Macron unveils intend to fight radical Islam in France

04 October, 2020
Macron unveils intend to fight radical Islam in France
President Emmanuel Macron unveiled an idea Friday to guard France's secular values against radical Islam, announcing stricter oversight of schooling and better control over foreign funding of mosques.

Describing Islam as a religion "in crisis" worldwide, Macron insisted that "no concessions" will be made in a fresh drive to eliminate extremist religious teaching in schools and mosques.

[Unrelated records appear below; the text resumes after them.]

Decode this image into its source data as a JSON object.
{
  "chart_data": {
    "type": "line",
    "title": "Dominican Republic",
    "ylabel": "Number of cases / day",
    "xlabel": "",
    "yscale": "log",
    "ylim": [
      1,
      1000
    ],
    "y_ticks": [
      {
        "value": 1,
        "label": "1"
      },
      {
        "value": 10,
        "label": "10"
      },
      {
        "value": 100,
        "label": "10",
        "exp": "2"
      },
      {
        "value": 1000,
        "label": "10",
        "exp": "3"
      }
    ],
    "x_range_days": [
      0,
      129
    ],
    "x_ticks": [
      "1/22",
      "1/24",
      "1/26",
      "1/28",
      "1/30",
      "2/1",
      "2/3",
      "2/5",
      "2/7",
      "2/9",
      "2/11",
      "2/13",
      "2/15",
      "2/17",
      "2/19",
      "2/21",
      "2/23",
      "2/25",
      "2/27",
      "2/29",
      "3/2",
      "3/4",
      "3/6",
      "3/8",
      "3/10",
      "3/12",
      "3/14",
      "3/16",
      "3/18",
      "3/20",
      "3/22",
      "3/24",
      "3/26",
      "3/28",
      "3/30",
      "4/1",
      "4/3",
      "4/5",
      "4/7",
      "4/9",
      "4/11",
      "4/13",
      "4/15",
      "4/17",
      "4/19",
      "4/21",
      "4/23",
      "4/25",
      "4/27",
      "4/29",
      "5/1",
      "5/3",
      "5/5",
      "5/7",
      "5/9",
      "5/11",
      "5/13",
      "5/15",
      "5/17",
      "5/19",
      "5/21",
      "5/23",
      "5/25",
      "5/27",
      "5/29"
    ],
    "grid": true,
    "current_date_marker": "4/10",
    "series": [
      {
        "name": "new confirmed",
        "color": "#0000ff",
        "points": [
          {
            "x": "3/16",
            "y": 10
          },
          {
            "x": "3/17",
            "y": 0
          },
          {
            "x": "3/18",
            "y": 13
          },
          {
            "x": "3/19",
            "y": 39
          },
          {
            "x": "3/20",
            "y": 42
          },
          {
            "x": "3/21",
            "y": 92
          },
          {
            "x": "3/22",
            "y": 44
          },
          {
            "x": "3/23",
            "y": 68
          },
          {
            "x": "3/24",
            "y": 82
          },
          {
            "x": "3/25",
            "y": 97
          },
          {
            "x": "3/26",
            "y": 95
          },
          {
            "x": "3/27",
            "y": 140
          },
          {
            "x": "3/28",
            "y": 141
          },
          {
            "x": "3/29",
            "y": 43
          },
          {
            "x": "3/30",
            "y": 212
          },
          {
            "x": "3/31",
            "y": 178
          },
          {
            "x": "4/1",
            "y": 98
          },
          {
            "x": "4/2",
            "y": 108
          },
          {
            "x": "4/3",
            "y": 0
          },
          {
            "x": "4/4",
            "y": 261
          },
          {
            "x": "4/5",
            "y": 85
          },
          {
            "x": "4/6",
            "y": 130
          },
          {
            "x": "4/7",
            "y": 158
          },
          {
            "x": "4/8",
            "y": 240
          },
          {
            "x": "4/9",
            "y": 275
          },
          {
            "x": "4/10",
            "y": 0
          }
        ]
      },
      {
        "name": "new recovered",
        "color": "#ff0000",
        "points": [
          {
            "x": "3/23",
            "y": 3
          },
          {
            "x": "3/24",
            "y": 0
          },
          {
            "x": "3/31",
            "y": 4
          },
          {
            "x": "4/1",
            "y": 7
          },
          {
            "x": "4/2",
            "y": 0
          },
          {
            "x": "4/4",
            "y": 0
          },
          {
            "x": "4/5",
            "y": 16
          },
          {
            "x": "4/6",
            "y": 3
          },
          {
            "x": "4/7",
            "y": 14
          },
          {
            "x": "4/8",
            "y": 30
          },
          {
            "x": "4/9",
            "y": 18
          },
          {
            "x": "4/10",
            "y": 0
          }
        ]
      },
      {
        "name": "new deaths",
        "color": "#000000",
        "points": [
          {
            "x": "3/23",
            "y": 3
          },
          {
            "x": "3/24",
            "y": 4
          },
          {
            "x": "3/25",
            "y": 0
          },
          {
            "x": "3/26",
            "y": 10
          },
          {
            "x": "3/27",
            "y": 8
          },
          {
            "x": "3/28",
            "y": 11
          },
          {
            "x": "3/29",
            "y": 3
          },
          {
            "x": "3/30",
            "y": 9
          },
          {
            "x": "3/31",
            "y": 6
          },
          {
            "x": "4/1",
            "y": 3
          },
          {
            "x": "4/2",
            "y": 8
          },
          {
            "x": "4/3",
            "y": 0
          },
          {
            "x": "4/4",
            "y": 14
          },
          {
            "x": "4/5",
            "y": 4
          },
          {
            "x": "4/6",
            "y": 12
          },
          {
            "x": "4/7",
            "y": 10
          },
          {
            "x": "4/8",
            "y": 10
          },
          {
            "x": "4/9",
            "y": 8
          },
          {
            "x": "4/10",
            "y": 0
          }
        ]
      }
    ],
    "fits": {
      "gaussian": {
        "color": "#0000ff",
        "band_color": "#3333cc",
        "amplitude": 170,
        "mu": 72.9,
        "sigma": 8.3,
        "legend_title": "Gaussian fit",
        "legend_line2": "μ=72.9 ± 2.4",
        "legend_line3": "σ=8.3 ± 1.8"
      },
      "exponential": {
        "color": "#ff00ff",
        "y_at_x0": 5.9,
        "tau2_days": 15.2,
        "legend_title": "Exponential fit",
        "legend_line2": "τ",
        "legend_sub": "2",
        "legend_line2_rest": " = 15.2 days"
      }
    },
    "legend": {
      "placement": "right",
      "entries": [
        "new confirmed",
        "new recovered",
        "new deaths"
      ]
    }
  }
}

At the same time, Macron said France should do more to offer monetary and social mobility to immigrant communities, adding radicals had often filled the vacuum.

His long-awaited address came 18 months before presidential elections where Macron is set to handle a challenge from the proper, as public concern grows over security in France.

"Islam is a religion that's in crisis worldwide today, we are not only seeing this inside our country," Macron said in Les Mureaux, a town outside Paris with a historically large immigrant population.

He said extremists were wanting to indoctrinate new converts in the united states, which has among the largest Muslim populations in Europe.

He denounced a trend of "Islamist separatism" that flouts French rules and seeks to make a "counter-society" holding its own laws most importantly others.

This form of sectarianism often results in children being kept out of school, and the utilization of sporting, cultural and other community activities as a "pretext to instruct principles that usually do not comply with the laws of the republic," Macron said.

He said the federal government would present a bill in December that could fortify the country's bedrock 1905 law that officially separated church and state.

Among the brand new law's provisions, you will have closer scrutiny of the curriculum at private schools and stricter limits on home-schooling for reasons other than a child's health issues.

Community associations that receive state subsidies will have to sign a contract avowing their commitment to secularism and the values of France.

There will be closer scrutiny of such organisations, and regulations will make it better to shutter those breaking anti-indoctrination rules.

The new measures will also add a ban on the wearing of religious symbols for employees of subcontractors providing public services, such as for example transport operators.

The rule already pertains to public servants.

Macron said there have been increased reports of abuses by sub-contracting staff, including bus drivers refusing women entry for wearing clothing considered too revealing.

He emphasised that it had been essential to "liberate Islam in France from foreign influences," naming countries such as for example Saudi Arabia, Qatar and Turkey.

To this end, the government will intensify checks on foreign financing of mosques and clamp down on letting imams go abroad for training, or on hosting foreign preachers on French soil.

Macron stressed that the measures did not seek to stigmatise or alienate France's Muslims but to bolster "our ability to live together."

He urged better knowledge of Islam and said the condition of radicalisation was partly something of the "ghettoisation" of French cities and towns where "we constructed our very own separatism."

"We've concentrated populations predicated on their origins, we've not sufficiently created diversity, or ensured economical and social mobility" in segregated areas, he said.

Radical Islamists have swooped in, taking benefit of "our withdrawal, our cowardice," he added.

France has recently been forced to have a hard look at its core republican values, perceived by many to be threatened by Islam in the wake of several terror attacks since 2015 targeting secular liberties such as for example freedom of expression.

Macron was speaking seven days after a guy wounded two persons with a meat cleaver outside the former Paris offices of the Charlie Hebdo satirical weekly, that your government denounced as "Islamist terrorism."

Staff at Charlie Hebdo were massacred in January 2015 by Islamist gunmen seeking to avenge its publication of caricatures of the Prophet Mohammed.

In January, a renewed debate about freedom of expression erupted whenever a teenager received death threats for attacking Islam in an expletive-laden Instagram rant.

And earlier this month, divisions were highlighted when MPs walked out whenever a university student entered parliament in a headscarf.